Write a Simple Client

Now that you have a server, lets write a client. I'll use inline comments to explain what this code is doing.

client.dart

1import 'package:grpc/grpc.dart';
2import 'package:grpc_tutorial/src/generated/todo.pbgrpc.dart'; // Import GRPC
3
4// Helper class to handle client methods. In the real world, you'd probably have wrappers aroudn each gRPC method call
5class Client {
6 ClientChannel channel;
7 TodoClient stub;
8
9 Future<void> main(List<String> args) async {
10 // Create a new channel with localhost and the server port
11 channel = ClientChannel('localhost',
12 port: 8001,
13 options: // No credentials in this example
14 const ChannelOptions(credentials: ChannelCredentials.insecure()));
15 // Create the stub, which is the client that you interact with to get gRPC methods
16 stub = TodoClient(channel,
17 options: CallOptions(timeout: Duration(seconds: 30)));
18 try {
19 // Create a new todo
20 final TodoItem todoItem = new TodoItem();
21 todoItem.text = "Test 1";
22 // Send a request to the server to make the new item
23 var res = await stub.createTodo(todoItem);
24 // Prints the recieved item
25 print(res);
26
27 // Create the void message
28 final v = new voidNoParam();
29 // Get a list of todos as a future
30 var todos = await stub.readTodos(v);
31 print(todos.items);
32
33 // Get the todos as a stream, listen to it, and print the values.
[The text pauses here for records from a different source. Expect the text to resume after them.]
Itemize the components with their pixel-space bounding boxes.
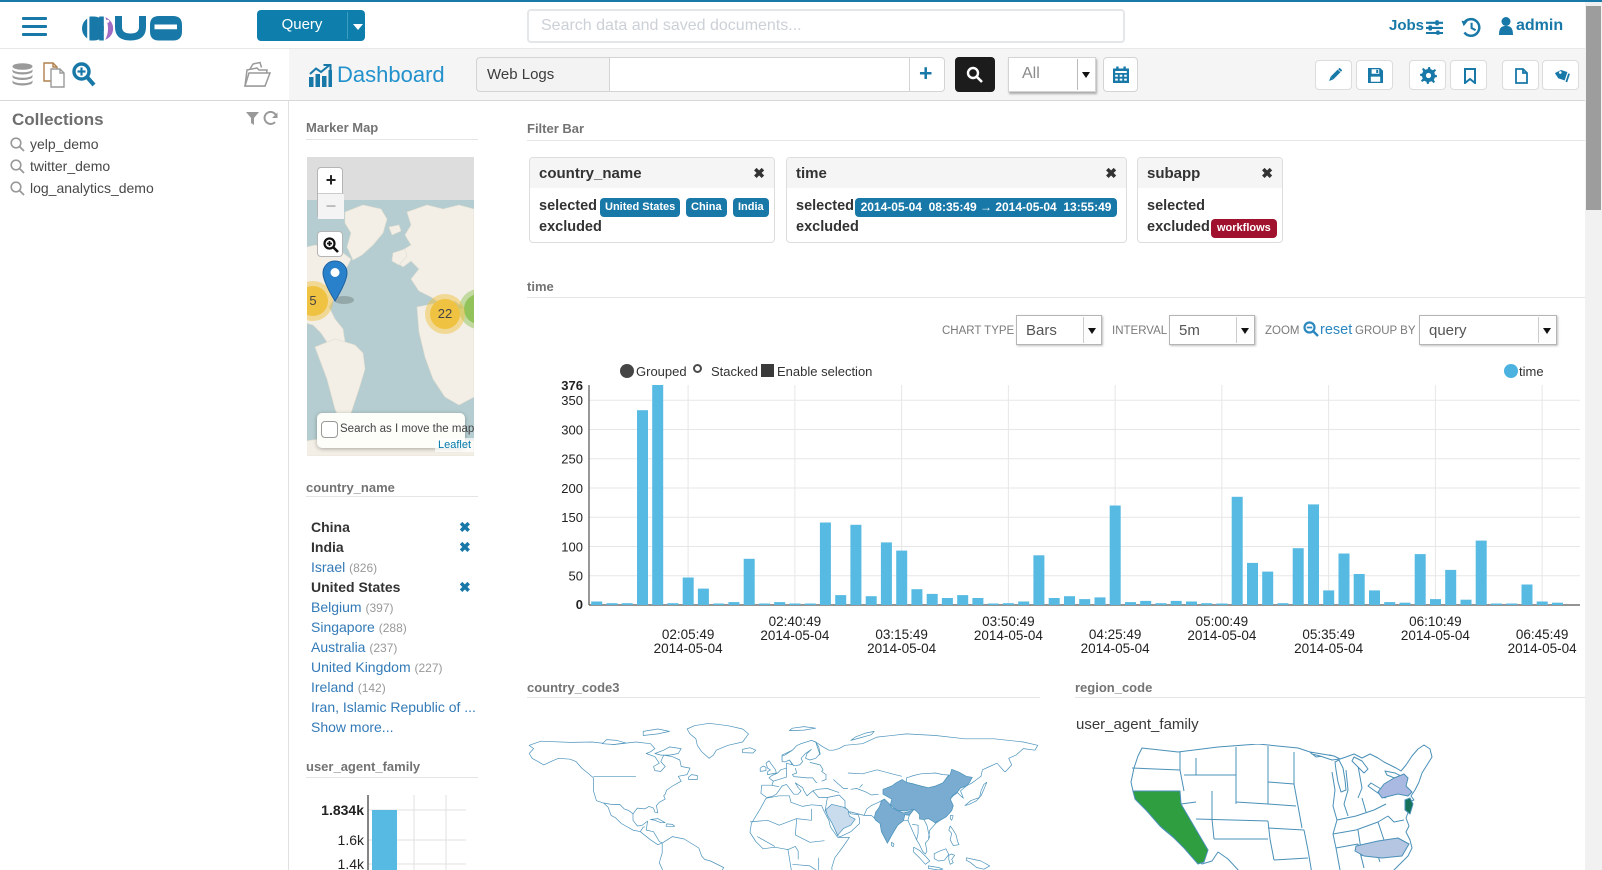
svg-text:2014-05-04: 2014-05-04 xyxy=(1294,641,1364,656)
svg-text:2014-05-04: 2014-05-04 xyxy=(1401,628,1471,643)
svg-text:05:35:49: 05:35:49 xyxy=(1302,627,1355,642)
svg-text:2014-05-04: 2014-05-04 xyxy=(1081,641,1151,656)
svg-text:2014-05-04: 2014-05-04 xyxy=(1508,641,1578,656)
svg-text:300: 300 xyxy=(561,423,583,438)
svg-text:02:40:49: 02:40:49 xyxy=(769,614,822,629)
svg-text:0: 0 xyxy=(576,597,583,612)
svg-text:50: 50 xyxy=(569,569,583,584)
svg-text:1.834k: 1.834k xyxy=(321,802,364,818)
svg-text:1.6k: 1.6k xyxy=(338,832,365,848)
svg-text:100: 100 xyxy=(561,540,583,555)
svg-text:02:05:49: 02:05:49 xyxy=(662,627,715,642)
svg-text:350: 350 xyxy=(561,393,583,408)
svg-text:2014-05-04: 2014-05-04 xyxy=(1187,628,1257,643)
svg-text:150: 150 xyxy=(561,510,583,525)
svg-text:03:15:49: 03:15:49 xyxy=(875,627,928,642)
svg-text:250: 250 xyxy=(561,452,583,467)
svg-text:05:00:49: 05:00:49 xyxy=(1196,614,1249,629)
svg-text:06:10:49: 06:10:49 xyxy=(1409,614,1462,629)
svg-text:2014-05-04: 2014-05-04 xyxy=(760,628,830,643)
svg-text:2014-05-04: 2014-05-04 xyxy=(974,628,1044,643)
svg-text:200: 200 xyxy=(561,481,583,496)
svg-text:2014-05-04: 2014-05-04 xyxy=(867,641,937,656)
svg-text:04:25:49: 04:25:49 xyxy=(1089,627,1142,642)
svg-text:03:50:49: 03:50:49 xyxy=(982,614,1035,629)
svg-text:06:45:49: 06:45:49 xyxy=(1516,627,1569,642)
svg-text:1.4k: 1.4k xyxy=(338,856,365,870)
svg-text:2014-05-04: 2014-05-04 xyxy=(654,641,724,656)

If you run another client and create new todos, you'll see this stream get updated
34 stub.readTodosStream(v).listen((value) {print(value); });
35 } catch (e) {
36 print(e);
37 }
38 // Cleanup with shutdown
39 await channel.shutdown();
40 }}
41
42main() {
43 var client = Client();
44 client.main([]);
45}

Bam! That's it, you just created your first gRPC server and client exclusively in Dart. To integrate this in Flutter, you'd simply write more methods in the Client class, and then use it in widgets to add and get data (StreamBuilder is your friend).